Mozesz zastosowac trik polegajacy na tym ze zawsze kiedy jestes glodny jesz tylko i wylacznie jakis rodzaj pialka( ponad to co masz w diecie) np. pijesz szejka z odzywki bialkowej, albo zjadasz puszke tunczyka na wodzie. Wazne zeby sie zdecydowac i trzymac tej np puszki. Jesli musisz puszka ale nic innego. Jesli musisz to 10 puszek ale nic innego. Nawet jesli bedziesz w ten sposob odbiegal od kalorycznosci diety( jedna puszka to 135 kal) to prawdopodobnie tunczyk po pewnym czasie znudzi Ci sie na tyle, ze bedziesz siegal tylko w naprawde ciezkich sytuacjach.

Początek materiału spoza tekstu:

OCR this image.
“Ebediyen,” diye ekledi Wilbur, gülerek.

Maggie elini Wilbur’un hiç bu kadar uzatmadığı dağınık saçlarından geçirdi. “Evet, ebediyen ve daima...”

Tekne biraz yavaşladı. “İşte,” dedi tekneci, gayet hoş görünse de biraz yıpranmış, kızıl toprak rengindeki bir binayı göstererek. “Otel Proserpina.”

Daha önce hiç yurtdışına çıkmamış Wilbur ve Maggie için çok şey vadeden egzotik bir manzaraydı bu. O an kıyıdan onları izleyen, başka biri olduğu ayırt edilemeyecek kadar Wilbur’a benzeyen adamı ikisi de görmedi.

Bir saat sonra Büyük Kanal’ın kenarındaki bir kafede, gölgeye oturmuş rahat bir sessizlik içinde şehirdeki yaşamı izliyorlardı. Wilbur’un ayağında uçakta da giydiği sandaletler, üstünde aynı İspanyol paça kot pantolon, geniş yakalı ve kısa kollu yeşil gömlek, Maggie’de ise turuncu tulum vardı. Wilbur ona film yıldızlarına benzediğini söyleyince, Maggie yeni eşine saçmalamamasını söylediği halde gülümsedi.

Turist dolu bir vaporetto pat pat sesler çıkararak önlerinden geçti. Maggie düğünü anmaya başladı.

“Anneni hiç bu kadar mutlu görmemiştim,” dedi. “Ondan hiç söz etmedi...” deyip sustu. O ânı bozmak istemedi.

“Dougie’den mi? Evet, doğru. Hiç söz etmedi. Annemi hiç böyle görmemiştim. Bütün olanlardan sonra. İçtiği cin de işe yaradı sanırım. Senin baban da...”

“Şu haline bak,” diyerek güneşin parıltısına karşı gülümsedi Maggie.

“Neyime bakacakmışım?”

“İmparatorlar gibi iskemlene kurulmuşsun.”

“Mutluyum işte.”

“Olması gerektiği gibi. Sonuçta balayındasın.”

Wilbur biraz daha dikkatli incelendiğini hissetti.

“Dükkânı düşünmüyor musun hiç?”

Mozna tez zastosowac taki oto trik myslowy. Zastepuje jedzenie( napad glodu) treningiem. Zrobie to dla siebie poniewaz jest to dla mnie dobre. Zamiast jedzenia zrobie pompek do oporu itp. Chwilowo pomaga np pol litra wody. Coz pozatym wazne jest nastawienie psychiczne. Powtazaj sobie ze uczucie glodu swiadczy o tym ze chudniesz, tak tez pomaga.

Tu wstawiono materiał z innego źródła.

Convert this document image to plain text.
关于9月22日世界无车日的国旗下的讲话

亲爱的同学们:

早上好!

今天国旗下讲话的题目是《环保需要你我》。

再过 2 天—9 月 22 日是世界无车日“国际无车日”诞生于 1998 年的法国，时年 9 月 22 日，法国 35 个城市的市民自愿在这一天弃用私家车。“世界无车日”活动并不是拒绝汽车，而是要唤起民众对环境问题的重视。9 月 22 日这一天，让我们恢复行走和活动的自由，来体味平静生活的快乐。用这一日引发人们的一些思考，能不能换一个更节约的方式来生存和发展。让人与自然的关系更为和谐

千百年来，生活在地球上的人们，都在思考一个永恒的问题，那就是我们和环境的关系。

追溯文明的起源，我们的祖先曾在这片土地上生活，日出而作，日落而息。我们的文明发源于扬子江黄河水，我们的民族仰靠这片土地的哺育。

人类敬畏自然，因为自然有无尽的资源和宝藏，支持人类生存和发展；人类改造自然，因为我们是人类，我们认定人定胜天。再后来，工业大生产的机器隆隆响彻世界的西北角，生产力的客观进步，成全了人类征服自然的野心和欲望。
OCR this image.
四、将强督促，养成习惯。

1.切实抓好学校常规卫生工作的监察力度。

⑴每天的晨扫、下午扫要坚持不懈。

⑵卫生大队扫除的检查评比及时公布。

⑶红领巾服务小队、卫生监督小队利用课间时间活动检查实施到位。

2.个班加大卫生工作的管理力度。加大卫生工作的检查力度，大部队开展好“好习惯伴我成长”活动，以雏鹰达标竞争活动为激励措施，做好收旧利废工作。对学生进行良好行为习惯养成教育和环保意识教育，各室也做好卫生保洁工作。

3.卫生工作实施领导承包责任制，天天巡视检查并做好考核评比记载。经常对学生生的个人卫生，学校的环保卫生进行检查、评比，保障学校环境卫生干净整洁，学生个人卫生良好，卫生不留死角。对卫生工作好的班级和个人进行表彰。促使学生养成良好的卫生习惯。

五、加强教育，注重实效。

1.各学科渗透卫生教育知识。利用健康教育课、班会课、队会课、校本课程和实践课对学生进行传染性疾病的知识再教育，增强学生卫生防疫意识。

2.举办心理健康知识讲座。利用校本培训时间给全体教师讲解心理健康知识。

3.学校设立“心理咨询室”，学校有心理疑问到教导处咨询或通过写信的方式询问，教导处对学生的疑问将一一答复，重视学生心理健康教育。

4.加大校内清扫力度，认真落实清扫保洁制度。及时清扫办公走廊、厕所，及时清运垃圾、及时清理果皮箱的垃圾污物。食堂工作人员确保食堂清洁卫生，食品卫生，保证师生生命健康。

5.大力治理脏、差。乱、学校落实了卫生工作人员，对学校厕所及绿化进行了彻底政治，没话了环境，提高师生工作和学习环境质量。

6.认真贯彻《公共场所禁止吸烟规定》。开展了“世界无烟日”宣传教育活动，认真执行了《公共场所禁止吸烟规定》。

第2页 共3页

Orbitrek zapewne moze byc nawet lepszy niz rower, jesli masz oczywiscie cwicz, tylko w dobrym tempie of koz. Osobiscie nigdy nie mialem przyjemnosci na czyms takim sie pobujac, ale wyglada na inteligentne rozwiazanie:)
Zdaje sie ze nasz mistrz strongmenow. M. Pudzianowski Cwiczy na orbitreku:).